(1) Party’s Statement. Any party may file, or a court may require by local rule, a statement explaining why oral argument should, or need not, be permitted.
(2) Standards. Oral argument must be allowed in every case unless a panel of three judges who have examined the briefs and record unanimously agrees that oral argument is unnecessary for any of the following reasons:
(A) the appeal is frivolous;
(B) the dispositive issue or issues have been authoritatively decided; or
(C) the facts and legal arguments are adequately presented in the briefs and record, and the decisional process would not be significantly aided by oral argument.
(b) Notice of Argument; Postponement. The clerk must advise all parties whether oral argument will be scheduled, and, if so, the date, time, and place for it, and the time allowed for each side. A motion to postpone the argument or to allow longer argument must be filed reasonably in advance of the hearing date.
(c) Order and Contents of Argument. The appellant opens and concludes the argument. Counsel must not read at length from briefs, records, or authorities.
(d) Cross-Appeals and Separate Appeals. If there is a cross-appeal, Rule 28.1(b) determines which party is the appellant and which is the appellee for purposes of oral argument. Unless the court directs otherwise, a cross-appeal or separate appeal must be argued when the initial appeal is argued. Separate parties should avoid duplicative argument.

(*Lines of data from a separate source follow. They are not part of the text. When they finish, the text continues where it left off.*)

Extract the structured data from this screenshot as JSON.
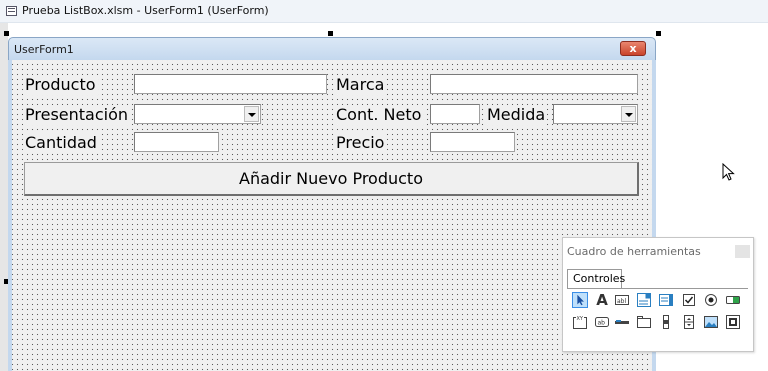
{
  "window": {
    "title": "Prueba ListBox.xlsm - UserForm1 (UserForm)"
  },
  "form": {
    "title": "UserForm1",
    "close_glyph": "x",
    "labels": {
      "producto": "Producto",
      "marca": "Marca",
      "presentacion": "Presentación",
      "cont_neto": "Cont. Neto",
      "medida": "Medida",
      "cantidad": "Cantidad",
      "precio": "Precio"
    },
    "fields": {
      "producto": "",
      "marca": "",
      "presentacion": "",
      "cont_neto": "",
      "medida": "",
      "cantidad": "",
      "precio": ""
    },
    "add_button": "Añadir Nuevo Producto"
  },
  "toolbox": {
    "title": "Cuadro de herramientas",
    "tab": "Controles",
    "tools_row1": [
      "pointer-icon",
      "label-icon",
      "textbox-icon",
      "combobox-icon",
      "listbox-icon",
      "checkbox-icon",
      "optionbutton-icon",
      "togglebutton-icon"
    ],
    "tools_row2": [
      "frame-icon",
      "commandbutton-icon",
      "tabstrip-icon",
      "multipage-icon",
      "scrollbar-icon",
      "spinbutton-icon",
      "image-icon",
      "refedit-icon"
    ],
    "label_glyph": "A",
    "frame_glyph": "XY",
    "button_glyph": "ab"
  },
  "colors": {
    "accent": "#3b8ee6",
    "close": "#c9442b"
  }
}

(e) Nonappearance of a Party. If the appellee fails to appear for argument, the court must hear appellant’s argument. If the appellant fails to appear for argument, the court may hear the appellee’s argument. If neither party appears, the case will be decided on the briefs, unless the court orders otherwise.

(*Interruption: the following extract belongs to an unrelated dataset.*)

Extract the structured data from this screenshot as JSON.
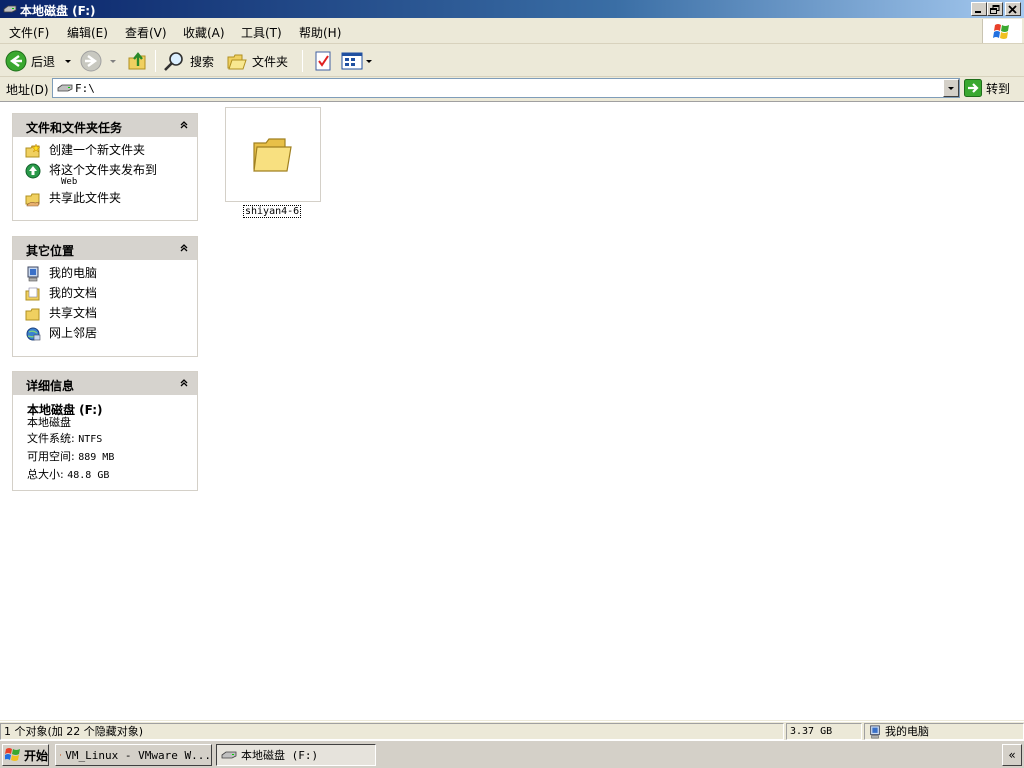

(f) Submission on Briefs. The parties may agree to submit a case for decision on the briefs, but the court may direct that the case be argued.
(g) Use of Physical Exhibits at Argument; Removal. Counsel intending to use physical exhibits other than documents at the argument must arrange to place them in the courtroom on the day of the argument before the court convenes. After the argument, counsel must remove the exhibits from the courtroom, unless the court directs otherwise. The clerk may destroy or dispose of the exhibits if counsel does not reclaim them within a reasonable time after the clerk gives notice to remove them. (As amended Apr. 1, 1979, eff. Aug. 1, 1979; Mar. 10, 1986, eff. July 1, 1986; Apr. 30, 1991, eff. Dec. 1, 1991; Apr. 22, 1993, eff. Dec. 1, 1993; Apr. 24, 1998, eff. Dec. 1, 1998; Apr. 25, 2005, eff. Dec. 1, 2005.)